Hospitals Refuse to Readmit Sick Patients — They Die — The Next Headline

With the VA scandal still in the throws of discovery it is clear that the federal government incentivized the fraud that led to 100’s of veteran deaths.  Bonuses were paid to federal employees if it looked like the VA was doing its job and taking care of patients.  This lead to massive fraud.  No one actually verified that the patients were taken care of.  

In non-VA hospitals:

“The U.S. has begun levying fines against hospitals that have too many patients readmitted within a month, and rewarding hospitals that do well on a benchmark of clinical outcomes and patient surveys. ”  (http://www.bloomberg.com/news/2014-06-26/hospitals-soon-see-donuts-to-cigarette-charges-for-health.html)

In other words, regular hospitals are being paid if they can prevent patients from being re-admitted.  My guess, based on human nature, is that some patients have already died because hospitals have refused to admit them.  This is no different than the VA scandal where people are rewarded for not providing appropriate care.  

Just think of it this way.  A recently released heart patient develops an arrhythmia.  It’s been 29 days since he was last discharged.  In order not to pay out extra in fines, the hospital tells the patient he needs to wait three days before he comes in.  He dies in the meantime.  How many times will this scenario be repeated. Once again government intervention results in untimely deaths.  Yet the hospital and its administrators have a better bottom line.  

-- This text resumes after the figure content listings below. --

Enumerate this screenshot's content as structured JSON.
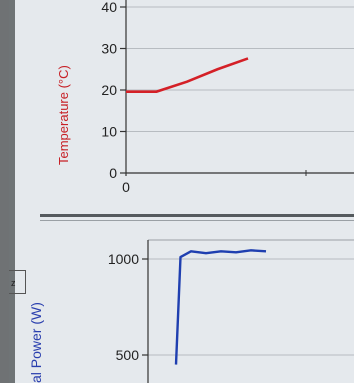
{
  "chart_data": [
    {
      "type": "line",
      "ylabel": "Temperature (°C)",
      "xlabel": "",
      "y_ticks": [
        0,
        10,
        20,
        30,
        40
      ],
      "x_ticks": [
        0
      ],
      "ylim": [
        0,
        40
      ],
      "grid": true,
      "color": "#d42027",
      "series": [
        {
          "x": [
            0,
            1,
            2,
            3,
            4
          ],
          "y": [
            19.6,
            19.6,
            22,
            25,
            27.6
          ]
        }
      ]
    },
    {
      "type": "line",
      "ylabel": "al Power (W)",
      "xlabel": "",
      "y_ticks": [
        500,
        1000
      ],
      "ylim": [
        450,
        1100
      ],
      "grid": true,
      "color": "#1f3fb0",
      "series": [
        {
          "x": [
            0,
            0.3,
            1,
            2,
            3,
            4,
            5,
            6
          ],
          "y": [
            450,
            1010,
            1040,
            1030,
            1040,
            1035,
            1045,
            1040
          ]
        }
      ]
    }
  ],
  "side_marker": "z"
}
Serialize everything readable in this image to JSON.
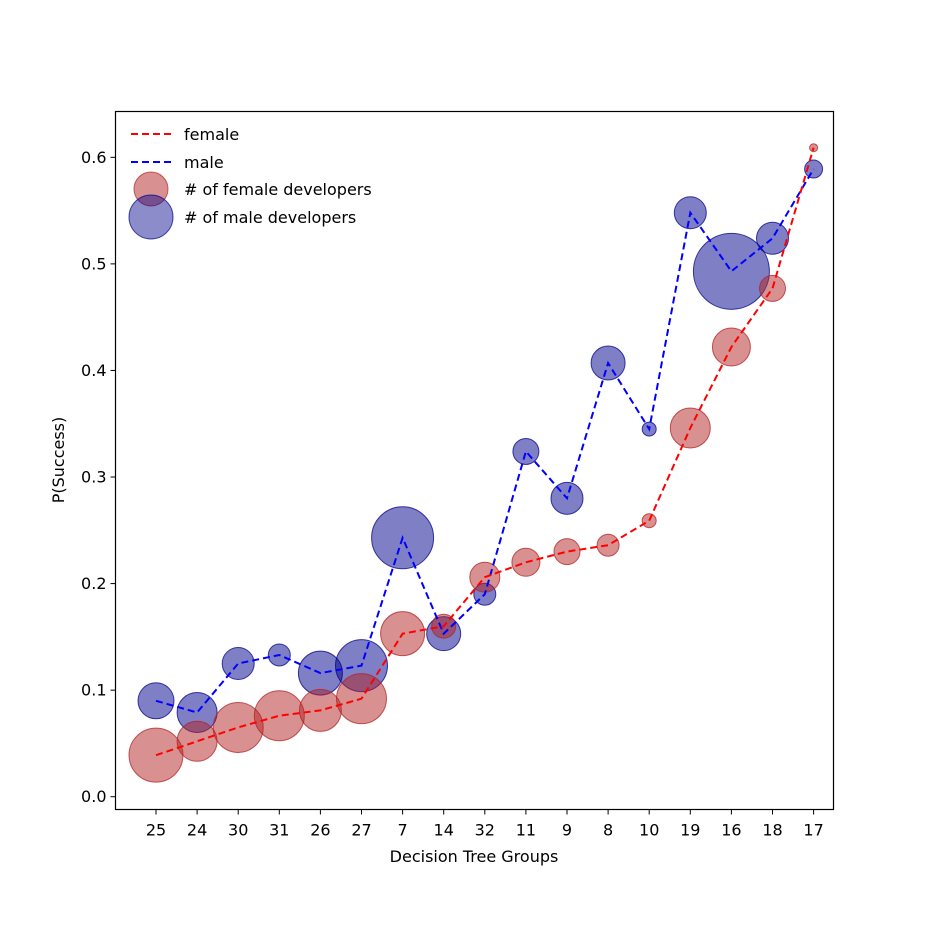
{
  "chart_data": {
    "type": "scatter",
    "title": "",
    "xlabel": "Decision Tree Groups",
    "ylabel": "P(Success)",
    "categories": [
      "25",
      "24",
      "30",
      "31",
      "26",
      "27",
      "7",
      "14",
      "32",
      "11",
      "9",
      "8",
      "10",
      "19",
      "16",
      "18",
      "17"
    ],
    "ylim": [
      -0.012,
      0.643
    ],
    "yticks": [
      "0.0",
      "0.1",
      "0.2",
      "0.3",
      "0.4",
      "0.5",
      "0.6"
    ],
    "grid": false,
    "legend_position": "top-left",
    "series": [
      {
        "name": "female",
        "line_color": "#ff0000",
        "bubble_label": "# of female developers",
        "bubble_color": "#b22222",
        "values": [
          0.039,
          0.052,
          0.065,
          0.076,
          0.081,
          0.092,
          0.153,
          0.16,
          0.206,
          0.22,
          0.23,
          0.236,
          0.259,
          0.346,
          0.422,
          0.477,
          0.609
        ],
        "sizes": [
          27,
          20,
          25,
          25,
          21,
          25,
          22,
          12,
          15,
          14,
          13,
          11,
          7,
          20,
          19,
          13,
          4
        ]
      },
      {
        "name": "male",
        "line_color": "#0000ff",
        "bubble_label": "# of male developers",
        "bubble_color": "#00008b",
        "values": [
          0.09,
          0.079,
          0.125,
          0.133,
          0.116,
          0.123,
          0.243,
          0.153,
          0.19,
          0.324,
          0.28,
          0.407,
          0.345,
          0.548,
          0.493,
          0.524,
          0.589
        ],
        "sizes": [
          18,
          20,
          16,
          11,
          22,
          26,
          31,
          17,
          11,
          13,
          16,
          17,
          7,
          16,
          38,
          16,
          9
        ]
      }
    ]
  }
}
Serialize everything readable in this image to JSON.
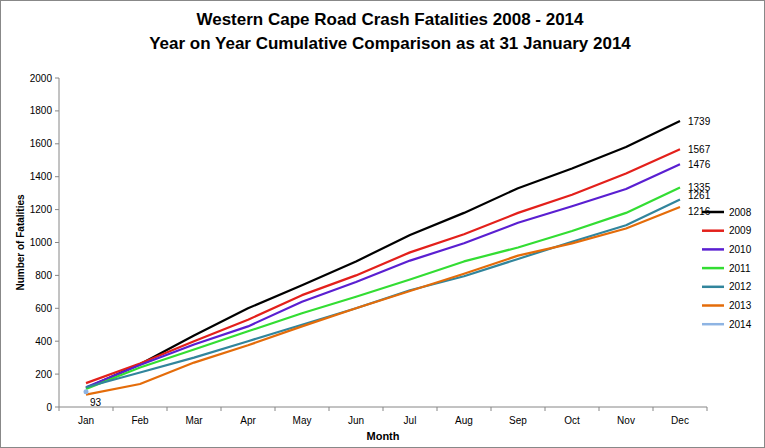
{
  "chart_data": {
    "type": "line",
    "title": "Western Cape Road Crash Fatalities 2008 - 2014",
    "subtitle": "Year on Year Cumulative Comparison as at 31 January 2014",
    "x_label": "Month",
    "y_label": "Number of Fatalities",
    "categories": [
      "Jan",
      "Feb",
      "Mar",
      "Apr",
      "May",
      "Jun",
      "Jul",
      "Aug",
      "Sep",
      "Oct",
      "Nov",
      "Dec"
    ],
    "ylim": [
      0,
      2000
    ],
    "yticks": [
      0,
      200,
      400,
      600,
      800,
      1000,
      1200,
      1400,
      1600,
      1800,
      2000
    ],
    "grid": false,
    "legend": "right",
    "series": [
      {
        "name": "2008",
        "color": "#000000",
        "values": [
          115,
          260,
          435,
          600,
          740,
          885,
          1045,
          1180,
          1330,
          1450,
          1580,
          1739
        ],
        "value_labels": [
          null,
          null,
          null,
          null,
          null,
          null,
          null,
          null,
          null,
          null,
          null,
          "1739"
        ]
      },
      {
        "name": "2009",
        "color": "#e3201b",
        "values": [
          145,
          265,
          400,
          530,
          680,
          800,
          940,
          1050,
          1180,
          1290,
          1420,
          1567
        ],
        "value_labels": [
          null,
          null,
          null,
          null,
          null,
          null,
          null,
          null,
          null,
          null,
          null,
          "1567"
        ]
      },
      {
        "name": "2010",
        "color": "#5a1fd1",
        "values": [
          120,
          255,
          380,
          490,
          640,
          760,
          890,
          995,
          1120,
          1220,
          1325,
          1476
        ],
        "value_labels": [
          null,
          null,
          null,
          null,
          null,
          null,
          null,
          null,
          null,
          null,
          null,
          "1476"
        ]
      },
      {
        "name": "2011",
        "color": "#33dd33",
        "values": [
          110,
          240,
          350,
          460,
          570,
          670,
          775,
          885,
          970,
          1070,
          1180,
          1335
        ],
        "value_labels": [
          null,
          null,
          null,
          null,
          null,
          null,
          null,
          null,
          null,
          null,
          null,
          "1335"
        ]
      },
      {
        "name": "2012",
        "color": "#31859c",
        "values": [
          120,
          210,
          300,
          400,
          500,
          600,
          710,
          795,
          900,
          1005,
          1105,
          1261
        ],
        "value_labels": [
          null,
          null,
          null,
          null,
          null,
          null,
          null,
          null,
          null,
          null,
          null,
          "1261"
        ]
      },
      {
        "name": "2013",
        "color": "#e46c0a",
        "values": [
          75,
          140,
          270,
          375,
          490,
          600,
          705,
          810,
          920,
          995,
          1085,
          1216
        ],
        "value_labels": [
          null,
          null,
          null,
          null,
          null,
          null,
          null,
          null,
          null,
          null,
          null,
          "1216"
        ]
      },
      {
        "name": "2014",
        "color": "#8eb4e3",
        "values": [
          93,
          null,
          null,
          null,
          null,
          null,
          null,
          null,
          null,
          null,
          null,
          null
        ],
        "value_labels": [
          "93",
          null,
          null,
          null,
          null,
          null,
          null,
          null,
          null,
          null,
          null,
          null
        ]
      }
    ]
  }
}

It is time to get the government out of health care.  The government’s interest is not patient health but cost control and if patients die on the way, so be it.  The VA situation has proven this to be the case.  The stage is set for many, many more avoidable deaths.

Our Veterans Deserve Better — Here is the Fix

There are lists of over 1000 veterans waiting for their first appointment at bunches of VA hospitals.  How that happens baffles me.  The fix is simple, Hire 10 doctors seeing 3 patients an hour for 8 hours a day.  (Any doctor in private practice will tell you that they often see 8 to 10 patients an hour, so 3 is peanuts.)  Each doctor would see 24 patients a day so that is 240 patients per day for the 10 doctors.  In a week they have seen 1200 patients and in two weeks the backlog is gone.  Keep the 10 doctors and support staff to take care of the follow up and in two months you have either treated and released, admitted, tested, or set up ongoing therapy for 2400 patients all who were initially seen and evaluated within two weeks.

In order to enroll, document and plan for the influx you will no doubt need to hire 5 nurses, and 5 front desk folks, schedule labs, hospital admissions, equipment purchases,  plan for in-house lab tests and outsourced lab tests, plan for reviews of those tests and arrange for treatment protocols with follow up.  Any competent medical office manager could do this blindfolded while having a stroke.

The fact that this was not done in all these facilities is a total mystery.  It’s simple resource allocation.  Competent people do it in every business and healthcare organization in the country every day.